The existence of the soul, and whether it is immortal or not, has polarized great thinkers from both the philosophic-theological and scientific camps.
The “physicalists” (those who hold that everything about us, from consciousness to higher rationality, can be explained by biochemical processes) are quick to say that the phenomenon of consciousness does not emanate from the soul. They explain this view with the “mind-brain identity theory,” which argues that there is a correlative identification between “brain states” (neuron firing patterns) and “mental states” (conscious experiences), and that these two are one and the same thing; and further, that the mind is dependent on and cannot exist without the brain. Hence, there is no need to put forward the idea of the soul to explain the conscious experience.
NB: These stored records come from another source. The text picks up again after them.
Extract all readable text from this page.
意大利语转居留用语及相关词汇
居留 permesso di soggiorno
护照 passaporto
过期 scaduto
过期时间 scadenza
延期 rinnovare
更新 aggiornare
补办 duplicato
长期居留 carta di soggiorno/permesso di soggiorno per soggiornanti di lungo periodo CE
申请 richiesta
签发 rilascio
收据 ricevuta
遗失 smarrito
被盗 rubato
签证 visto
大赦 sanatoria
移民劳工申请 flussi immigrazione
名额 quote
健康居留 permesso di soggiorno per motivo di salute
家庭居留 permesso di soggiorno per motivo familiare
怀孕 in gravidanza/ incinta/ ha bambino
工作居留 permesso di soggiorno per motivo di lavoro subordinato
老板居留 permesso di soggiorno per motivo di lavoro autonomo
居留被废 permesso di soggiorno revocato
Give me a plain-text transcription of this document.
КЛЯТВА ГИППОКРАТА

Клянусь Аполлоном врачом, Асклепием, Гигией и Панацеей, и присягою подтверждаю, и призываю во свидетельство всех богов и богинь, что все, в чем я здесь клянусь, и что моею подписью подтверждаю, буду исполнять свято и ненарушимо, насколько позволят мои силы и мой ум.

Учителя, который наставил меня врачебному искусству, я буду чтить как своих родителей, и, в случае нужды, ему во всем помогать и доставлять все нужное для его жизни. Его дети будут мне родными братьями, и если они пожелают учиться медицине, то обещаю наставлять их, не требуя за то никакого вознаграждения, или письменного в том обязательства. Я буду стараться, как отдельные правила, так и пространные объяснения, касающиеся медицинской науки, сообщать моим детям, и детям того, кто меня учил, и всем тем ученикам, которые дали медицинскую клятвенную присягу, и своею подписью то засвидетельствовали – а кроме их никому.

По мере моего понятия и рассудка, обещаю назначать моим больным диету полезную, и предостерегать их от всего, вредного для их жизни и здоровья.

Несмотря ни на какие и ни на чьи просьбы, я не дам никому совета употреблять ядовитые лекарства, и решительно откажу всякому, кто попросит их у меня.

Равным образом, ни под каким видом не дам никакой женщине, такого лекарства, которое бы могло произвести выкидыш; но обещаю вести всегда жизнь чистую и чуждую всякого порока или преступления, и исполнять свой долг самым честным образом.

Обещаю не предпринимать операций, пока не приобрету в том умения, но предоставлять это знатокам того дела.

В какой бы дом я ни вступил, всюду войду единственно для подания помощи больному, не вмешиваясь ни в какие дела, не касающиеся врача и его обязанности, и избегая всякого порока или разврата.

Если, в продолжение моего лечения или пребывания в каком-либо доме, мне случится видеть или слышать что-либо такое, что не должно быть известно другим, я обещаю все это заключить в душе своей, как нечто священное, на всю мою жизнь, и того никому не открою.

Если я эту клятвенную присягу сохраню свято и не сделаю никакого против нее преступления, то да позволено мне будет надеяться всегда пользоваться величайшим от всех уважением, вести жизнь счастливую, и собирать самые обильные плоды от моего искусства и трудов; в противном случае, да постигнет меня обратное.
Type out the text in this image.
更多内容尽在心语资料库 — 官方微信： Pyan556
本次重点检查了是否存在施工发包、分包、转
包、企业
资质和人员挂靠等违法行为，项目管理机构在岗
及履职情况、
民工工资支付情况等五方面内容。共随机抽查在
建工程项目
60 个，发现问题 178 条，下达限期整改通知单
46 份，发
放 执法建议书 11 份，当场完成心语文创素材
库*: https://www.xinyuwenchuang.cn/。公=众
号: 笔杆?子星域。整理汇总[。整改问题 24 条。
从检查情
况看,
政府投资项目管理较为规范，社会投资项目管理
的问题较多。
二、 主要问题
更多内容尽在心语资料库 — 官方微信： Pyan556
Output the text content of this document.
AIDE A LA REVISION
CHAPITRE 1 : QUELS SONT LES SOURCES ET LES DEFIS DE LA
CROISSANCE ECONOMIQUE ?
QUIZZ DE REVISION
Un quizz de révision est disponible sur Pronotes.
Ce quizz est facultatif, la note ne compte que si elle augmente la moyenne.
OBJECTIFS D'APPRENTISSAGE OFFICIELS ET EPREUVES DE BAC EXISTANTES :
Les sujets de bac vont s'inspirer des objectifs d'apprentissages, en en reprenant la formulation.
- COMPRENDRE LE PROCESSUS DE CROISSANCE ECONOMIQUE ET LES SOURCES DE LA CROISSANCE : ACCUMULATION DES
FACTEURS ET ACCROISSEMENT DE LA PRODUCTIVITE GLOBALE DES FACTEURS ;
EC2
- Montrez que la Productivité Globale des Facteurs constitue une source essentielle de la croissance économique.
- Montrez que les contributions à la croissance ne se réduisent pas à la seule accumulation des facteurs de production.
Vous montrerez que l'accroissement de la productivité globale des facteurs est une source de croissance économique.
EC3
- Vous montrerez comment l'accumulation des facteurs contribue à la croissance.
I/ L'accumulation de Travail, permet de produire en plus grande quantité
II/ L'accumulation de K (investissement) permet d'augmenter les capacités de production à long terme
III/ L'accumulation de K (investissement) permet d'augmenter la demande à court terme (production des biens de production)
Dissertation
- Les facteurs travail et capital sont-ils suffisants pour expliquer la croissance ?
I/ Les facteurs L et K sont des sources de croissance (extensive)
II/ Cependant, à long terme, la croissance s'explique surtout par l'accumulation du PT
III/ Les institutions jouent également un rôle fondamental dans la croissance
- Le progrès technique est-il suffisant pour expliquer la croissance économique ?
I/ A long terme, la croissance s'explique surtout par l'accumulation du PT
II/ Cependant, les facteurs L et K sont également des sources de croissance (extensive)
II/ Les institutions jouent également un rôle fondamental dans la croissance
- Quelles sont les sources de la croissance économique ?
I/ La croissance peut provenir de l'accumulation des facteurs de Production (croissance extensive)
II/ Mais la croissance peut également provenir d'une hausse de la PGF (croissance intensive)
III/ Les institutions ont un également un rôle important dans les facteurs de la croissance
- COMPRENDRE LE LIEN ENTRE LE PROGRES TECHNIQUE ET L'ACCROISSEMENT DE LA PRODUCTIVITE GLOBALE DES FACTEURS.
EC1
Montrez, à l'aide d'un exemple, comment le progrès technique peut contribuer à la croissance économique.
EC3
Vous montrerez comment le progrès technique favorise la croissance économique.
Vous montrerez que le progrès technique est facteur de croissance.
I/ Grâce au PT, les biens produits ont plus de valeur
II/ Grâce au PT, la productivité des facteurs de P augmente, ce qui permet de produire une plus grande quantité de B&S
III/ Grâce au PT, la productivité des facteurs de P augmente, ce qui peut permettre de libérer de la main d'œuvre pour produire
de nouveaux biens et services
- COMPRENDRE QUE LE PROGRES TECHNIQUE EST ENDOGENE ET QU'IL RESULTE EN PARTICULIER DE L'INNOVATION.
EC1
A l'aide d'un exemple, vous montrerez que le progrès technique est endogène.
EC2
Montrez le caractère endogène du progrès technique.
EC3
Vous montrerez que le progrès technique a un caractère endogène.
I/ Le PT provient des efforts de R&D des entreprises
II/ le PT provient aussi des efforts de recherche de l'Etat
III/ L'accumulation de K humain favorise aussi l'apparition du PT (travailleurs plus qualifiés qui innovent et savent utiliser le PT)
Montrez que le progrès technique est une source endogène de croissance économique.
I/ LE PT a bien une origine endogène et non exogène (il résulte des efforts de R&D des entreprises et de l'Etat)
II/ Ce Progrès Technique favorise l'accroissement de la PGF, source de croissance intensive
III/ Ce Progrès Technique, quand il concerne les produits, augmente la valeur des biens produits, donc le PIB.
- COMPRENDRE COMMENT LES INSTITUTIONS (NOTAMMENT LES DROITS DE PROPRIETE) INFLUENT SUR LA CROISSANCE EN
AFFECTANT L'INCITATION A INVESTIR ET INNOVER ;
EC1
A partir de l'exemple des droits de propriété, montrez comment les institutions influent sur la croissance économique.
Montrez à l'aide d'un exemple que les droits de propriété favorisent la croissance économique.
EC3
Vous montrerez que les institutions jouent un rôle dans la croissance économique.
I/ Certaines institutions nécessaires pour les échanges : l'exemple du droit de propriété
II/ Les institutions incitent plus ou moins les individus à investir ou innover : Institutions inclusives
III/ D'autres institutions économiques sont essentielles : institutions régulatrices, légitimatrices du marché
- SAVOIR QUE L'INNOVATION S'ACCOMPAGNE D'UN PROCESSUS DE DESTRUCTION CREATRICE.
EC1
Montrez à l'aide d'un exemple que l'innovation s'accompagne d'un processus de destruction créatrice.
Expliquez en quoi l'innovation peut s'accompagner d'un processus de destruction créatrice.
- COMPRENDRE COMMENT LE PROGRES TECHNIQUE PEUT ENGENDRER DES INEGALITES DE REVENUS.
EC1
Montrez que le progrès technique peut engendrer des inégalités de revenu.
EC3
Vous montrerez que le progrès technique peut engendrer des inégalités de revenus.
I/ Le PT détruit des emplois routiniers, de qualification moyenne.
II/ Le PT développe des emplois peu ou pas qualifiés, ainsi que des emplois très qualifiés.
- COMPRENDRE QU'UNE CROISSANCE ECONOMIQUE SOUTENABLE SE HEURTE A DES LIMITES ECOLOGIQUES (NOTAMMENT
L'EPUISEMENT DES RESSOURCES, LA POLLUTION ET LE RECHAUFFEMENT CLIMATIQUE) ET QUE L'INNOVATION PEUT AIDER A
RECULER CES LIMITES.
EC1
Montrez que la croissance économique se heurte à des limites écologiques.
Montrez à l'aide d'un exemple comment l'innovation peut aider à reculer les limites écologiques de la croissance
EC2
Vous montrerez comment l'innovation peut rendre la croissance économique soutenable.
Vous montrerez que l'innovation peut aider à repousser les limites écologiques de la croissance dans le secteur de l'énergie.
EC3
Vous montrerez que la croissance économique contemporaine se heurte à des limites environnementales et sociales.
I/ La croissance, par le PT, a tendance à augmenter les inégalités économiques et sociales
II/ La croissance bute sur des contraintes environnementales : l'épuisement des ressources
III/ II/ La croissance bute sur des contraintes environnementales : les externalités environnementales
However, in 2017, two leading scientists argued otherwise, saying that the human soul is more than just “interactions” of neurons in the brain by finding that consciousness, which is the operative property of the soul, “does not die and returns to the universe.”
‘Microtubules’
Dr. Stuart Hameroff, American physicist and professor emeritus in anaesthesiology and psychology, and Sir Roger Penrose, a mathematical physicist at Oxford University, have worked together on the “quantum theory of consciousness” and have found that the human brain is a biological computer and that consciousness is a program run by the quantum computer or brain cells, called “microtubules,” and continue to exist even after death.
The two scientists explain that what humans perceive as “consciousness” is, in fact, the result of quantum gravity effects located within the so-called microtubules.
They call this process the “orchestrated objective reduction” or Orch-OR. This theory indicates that when people enter a phase known as clinical death, the microtubules in the brain lose their quantum state but maintain the information contained within them. In other words, as the two experts explain it, “after people die, their soul returns to the universe, and it does not die.”
In the Science Channel’s documentary “Through the Wormhole,” Hameroff explains:
“Let’s say the heart stops beating, the blood stops flowing; the microtubules lose their quantum state. The quantum information within the microtubules is not destroyed, it can’t be killed, and it just distributes and dissipates to the universe at large. If the patient is resuscitated and revived, this quantum information can go back into the microtubules, and the patient says, ‘I had a near-death experience.’ If they’re not revived, and the patient dies, it’s possible that this quantum information can exist outside the body, perhaps indefinitely, as a soul.”
More than just the physical
On my part, gleaning from my philosophy background in the seminary, I have always believed that there is more to life than just our physical body—because the human soul exists.
In my own way, I’d like to demonstrate the existence of the soul with the following argument:
1. We generally think of or understand the soul as something “immaterial, intangible, immortal, spiritual, or transcendent”—that is, beyond the material and physical.
2. From experience or empirical evidence, we have the capability to “know” (consciousness or awareness) and to “reflect, analyze, or decide” (free will). The effects or products of our “knowing and willing” are not material or physical but “immaterial, intangible and immortal”—e.g., ideas, knowledge, love, goodness, beauty, truth, etc.
3. Therefore, these operative functions or properties of our “knowing and willing” can only come from something immaterial, spiritual and immortal in the human person, which is the soul.
Peace ye! With our spiritual and immortal soul, be inspired, be blessed.